Team is key to this tennis tourney McDonogh plays host to seven-school event; High Schools


McDonogh saw its regular season end on an unusual note when it lost to Gilman in the Maryland Interscholastic Athletic Association A Conference championship match. The Greyhounds scored a 4-2 victory that ended McDonogh's six-year run of championships.

But McDonogh coach Laddie Levy found something that might let his Eagles end their season on a much better note. The Eagles will be host to the National Boys Prep Team Tennis Championships, starting today and running through Wednesday, and a victory there would give Levy and his players a reason to smile once more.

McDonogh, led by No. 1 Chris Chiu (the co-All-City/County Player of the Year), No. 2 Zach Myers and No. 3 David Katz, has finished second in each of the tournament's first two years, and Levy is hoping for better this year against a tough field.

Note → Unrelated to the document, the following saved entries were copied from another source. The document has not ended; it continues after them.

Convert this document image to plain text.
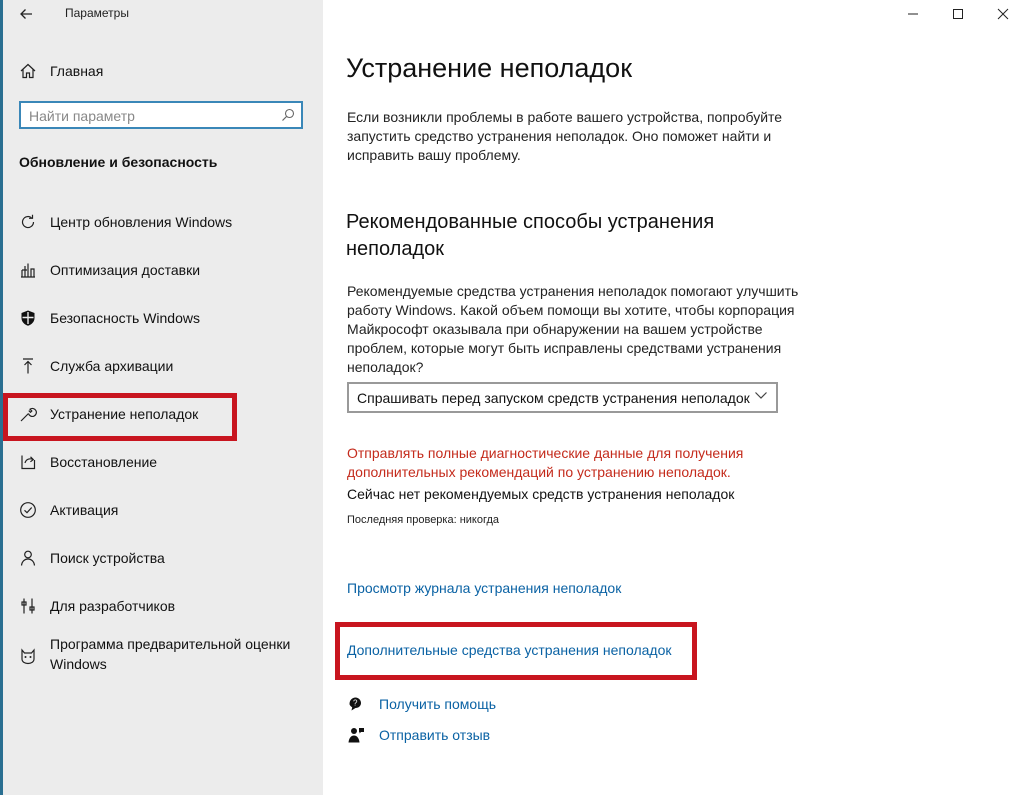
Параметры
Главная
Найти параметр
Обновление и безопасность
Центр обновления Windows
Оптимизация доставки
Безопасность Windows
Служба архивации
Устранение неполадок
Восстановление
Активация
Поиск устройства
Для разработчиков
Программа предварительной оценки Windows
Устранение неполадок
Если возникли проблемы в работе вашего устройства, попробуйте запустить средство устранения неполадок. Оно поможет найти и исправить вашу проблему.
Рекомендованные способы устранения неполадок
Рекомендуемые средства устранения неполадок помогают улучшить работу Windows. Какой объем помощи вы хотите, чтобы корпорация Майкрософт оказывала при обнаружении на вашем устройстве проблем, которые могут быть исправлены средствами устранения неполадок?
Спрашивать перед запуском средств устранения неполадок
Отправлять полные диагностические данные для получения дополнительных рекомендаций по устранению неполадок.
Сейчас нет рекомендуемых средств устранения неполадок
Последняя проверка: никогда
Просмотр журнала устранения неполадок
Дополнительные средства устранения неполадок
? Получить помощь
Отправить отзыв
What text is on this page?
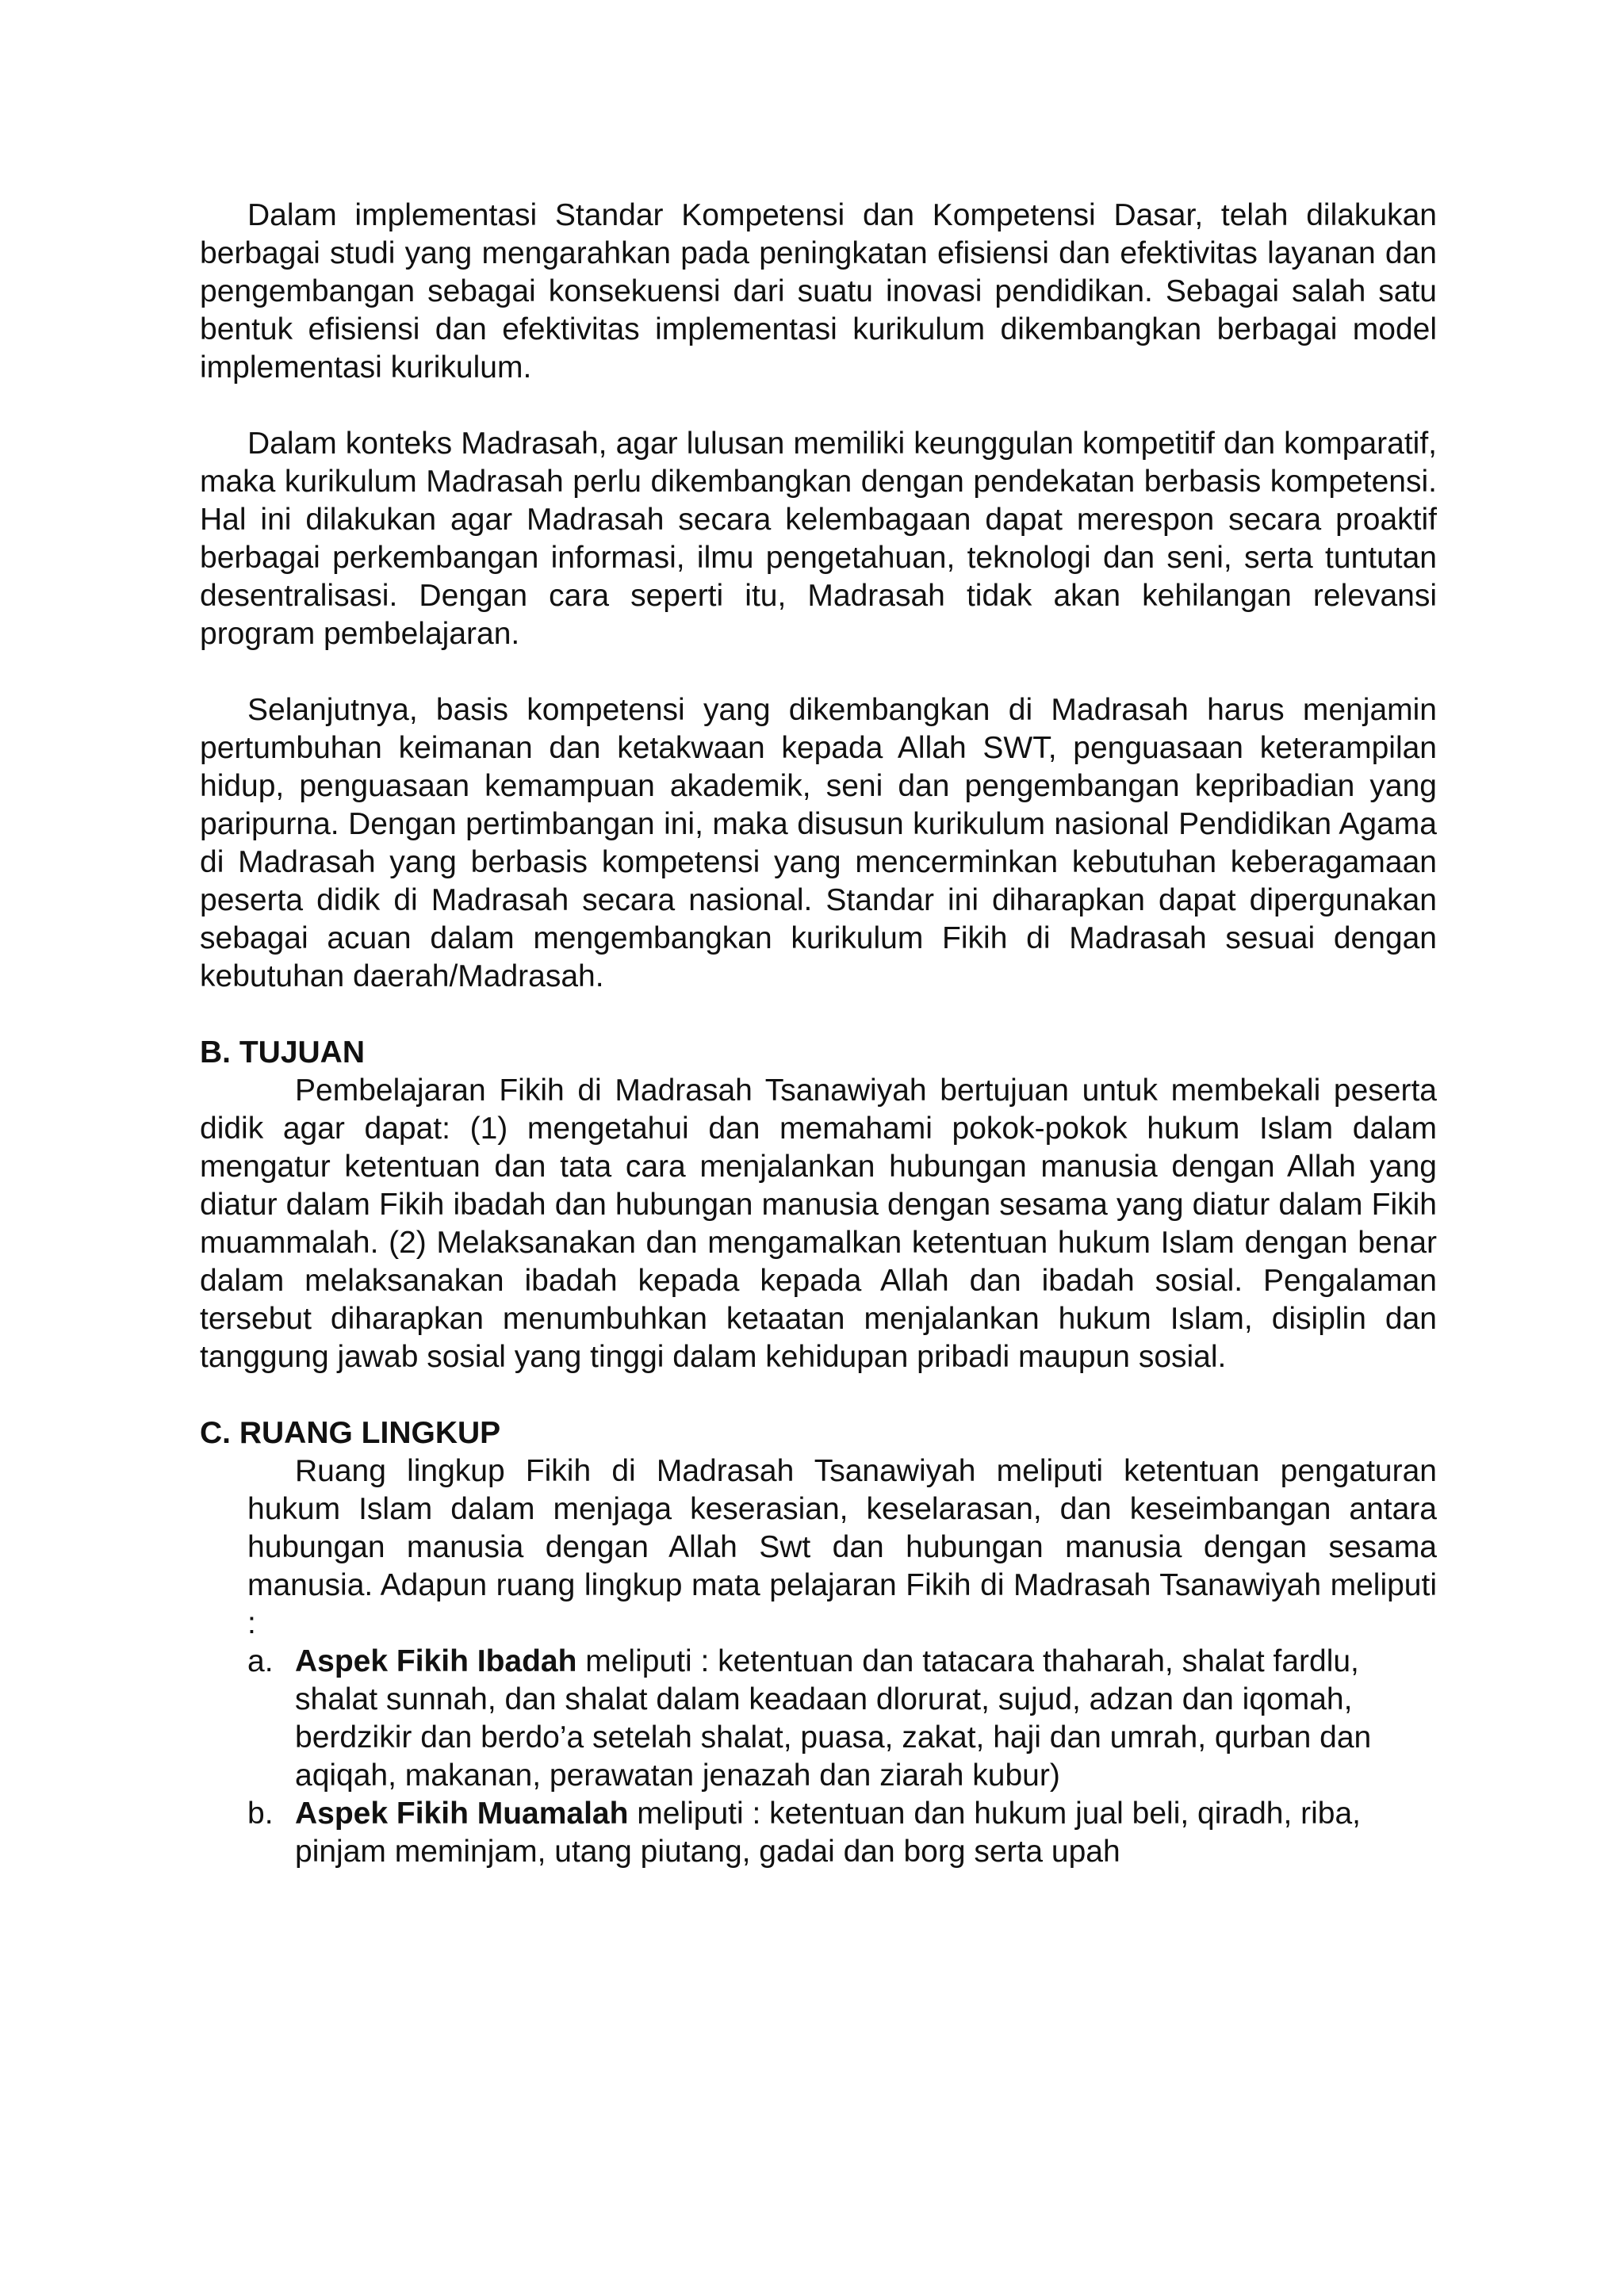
Dalam implementasi Standar Kompetensi dan Kompetensi Dasar, telah dilakukan berbagai studi yang mengarahkan pada peningkatan efisiensi dan efektivitas layanan dan pengembangan sebagai konsekuensi dari suatu inovasi pendidikan. Sebagai salah satu bentuk efisiensi dan efektivitas implementasi kurikulum dikembangkan berbagai model implementasi kurikulum.

Dalam konteks Madrasah, agar lulusan memiliki keunggulan kompetitif dan komparatif, maka kurikulum Madrasah perlu dikembangkan dengan pendekatan berbasis kompetensi. Hal ini dilakukan agar Madrasah secara kelembagaan dapat merespon secara proaktif berbagai perkembangan informasi, ilmu pengetahuan, teknologi dan seni, serta tuntutan desentralisasi. Dengan cara seperti itu, Madrasah tidak akan kehilangan relevansi program pembelajaran.

Selanjutnya, basis kompetensi yang dikembangkan di Madrasah harus menjamin pertumbuhan keimanan dan ketakwaan kepada Allah SWT, penguasaan keterampilan hidup, penguasaan kemampuan akademik, seni dan pengembangan kepribadian yang paripurna. Dengan pertimbangan ini, maka disusun kurikulum nasional Pendidikan Agama di Madrasah yang berbasis kompetensi yang mencerminkan kebutuhan keberagamaan peserta didik di Madrasah secara nasional. Standar ini diharapkan dapat dipergunakan sebagai acuan dalam mengembangkan kurikulum Fikih di Madrasah sesuai dengan kebutuhan daerah/Madrasah.

B. TUJUAN

Pembelajaran Fikih di Madrasah Tsanawiyah bertujuan untuk membekali peserta didik agar dapat: (1) mengetahui dan memahami pokok-pokok hukum Islam dalam mengatur ketentuan dan tata cara menjalankan hubungan manusia dengan Allah yang diatur dalam Fikih ibadah dan hubungan manusia dengan sesama yang diatur dalam Fikih muammalah. (2) Melaksanakan dan mengamalkan ketentuan hukum Islam dengan benar dalam melaksanakan ibadah kepada kepada Allah dan ibadah sosial. Pengalaman tersebut diharapkan menumbuhkan ketaatan menjalankan hukum Islam, disiplin dan tanggung jawab sosial yang tinggi dalam kehidupan pribadi maupun sosial.

C. RUANG LINGKUP

Ruang lingkup Fikih di Madrasah Tsanawiyah meliputi ketentuan pengaturan hukum Islam dalam menjaga keserasian, keselarasan, dan keseimbangan antara hubungan manusia dengan Allah Swt dan hubungan manusia dengan sesama manusia. Adapun ruang lingkup mata pelajaran Fikih di Madrasah Tsanawiyah meliputi :

a. Aspek Fikih Ibadah meliputi : ketentuan dan tatacara thaharah, shalat fardlu, shalat sunnah, dan shalat dalam keadaan dlorurat, sujud, adzan dan iqomah, berdzikir dan berdo’a setelah shalat, puasa, zakat, haji dan umrah, qurban dan aqiqah, makanan, perawatan jenazah dan ziarah kubur)
b. Aspek Fikih Muamalah meliputi : ketentuan dan hukum jual beli, qiradh, riba, pinjam meminjam, utang piutang, gadai dan borg serta upah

"It would be a great way for us to end the season after losing the MIAA championship," Levy said. "This tournament celebrates team tennis. On the high school level and the junior level, it's all individual, but this only recognizes what the team achieves."

The tournament is in its third year and consists of seven teams from five states. In addition to McDonogh, DeMatha and St. John's at Prospect Hall (Frederick) will represent Maryland. Deerfield (Mass.), the first-year champion, the Dwight School (N.Y.), Augusta Prep (Ga.) and Western Reserve (Ohio) make up the remainder of the field.

Each team will play six matches in a round robin, and the winner will be the school with the best record. No official championship match will be held.

The tournament is played under the NCAA format, under which the first team to win four points in a match wins at that point.

Defending champion Greenhill (Texas) chose not to compete this year.

Deerfield, Dwight and McDonogh are the favorites. The Eagles were second in the MIAA A Conference, Dwight was a contender for the Mayor's Cup in New York and Deerfield was one of the top two teams in New England.

One reason Levy has liked the idea of this tournament from the start is the concept of team tennis, which this competition promotes.

"I think team tennis is good for the kids," Levy said.

"It's wonderful. When you're on the court alone, you're alone, but when you're on the court with a team, players feed off each other. We put so much pressure on these young kids, I think it's great for them."